Sweet Potato Yogurt Bundt Cake
- 1 1/2 sticks unsalted butter
- 2 1/4 cups all-purpose flour
- 2 teaspoons baking powder
- 1 teaspoon baking soda
- 1 teaspoon cinnamon
- 3/4 teaspoon ground allspice
- 1/2 teaspoon salt
- 1 1/4 cups sweet potato
- 3/4 cup yogurt
- 1 teaspoon vanilla
- 1 1/4 cups granulated sugar
- 3 large eggs
- put oven rack in middle position and preheat oven to 350°F. Butter bundt pan generously, then dust with flour, knocking out excess.
- Whisk together flour (2 1/4 cups), baking powder, baking soda, cinnamon, allspice, and salt in a bowl.
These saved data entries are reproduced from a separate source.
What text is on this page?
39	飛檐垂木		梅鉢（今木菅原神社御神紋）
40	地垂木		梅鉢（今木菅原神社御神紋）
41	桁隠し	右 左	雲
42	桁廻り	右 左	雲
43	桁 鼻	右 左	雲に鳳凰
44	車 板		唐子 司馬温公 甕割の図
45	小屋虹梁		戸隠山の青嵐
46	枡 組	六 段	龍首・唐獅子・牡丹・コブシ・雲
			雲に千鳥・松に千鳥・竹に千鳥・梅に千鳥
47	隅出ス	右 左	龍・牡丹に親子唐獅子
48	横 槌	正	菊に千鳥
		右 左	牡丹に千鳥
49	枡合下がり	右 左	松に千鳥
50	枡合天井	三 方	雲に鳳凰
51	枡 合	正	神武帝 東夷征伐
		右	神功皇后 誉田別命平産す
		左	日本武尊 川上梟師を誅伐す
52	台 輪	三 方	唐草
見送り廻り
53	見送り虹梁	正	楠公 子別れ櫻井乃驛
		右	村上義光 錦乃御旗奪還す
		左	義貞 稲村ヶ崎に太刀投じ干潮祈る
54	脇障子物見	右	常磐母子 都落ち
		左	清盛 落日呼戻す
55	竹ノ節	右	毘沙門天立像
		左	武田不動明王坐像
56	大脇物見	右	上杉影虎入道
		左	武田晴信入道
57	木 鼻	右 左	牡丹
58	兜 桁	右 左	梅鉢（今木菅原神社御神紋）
Whisk together sweet potatoes, 3/4 cup yogurt, and vanilla in another bowl.
- Beat butter (1 1/2 sticks) and granulated sugar in a large bowl with an electric mixer at medium-high speed until pale and fluffy, 3 to 5 minutes, then add eggs and beat 1 minute. Reduce speed to low and add flour and pumpkin mixtures alternately in batches, beginning and ending with flour mixture and mixing until batter is just smooth.
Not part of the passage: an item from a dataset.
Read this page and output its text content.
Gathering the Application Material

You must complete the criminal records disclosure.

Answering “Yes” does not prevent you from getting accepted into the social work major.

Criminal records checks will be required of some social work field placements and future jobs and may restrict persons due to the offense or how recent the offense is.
- Spoon batter into pan, smoothing top, then bake until a wooden pick or skewer inserted in center of cake comes out clean, 45 to 50 minutes. Cool cake in pan on a rack 15 minutes, then invert rack over cake and reinvert cake onto rack. Cool 10 minutes more.
- Drizzle with your favorite frosting.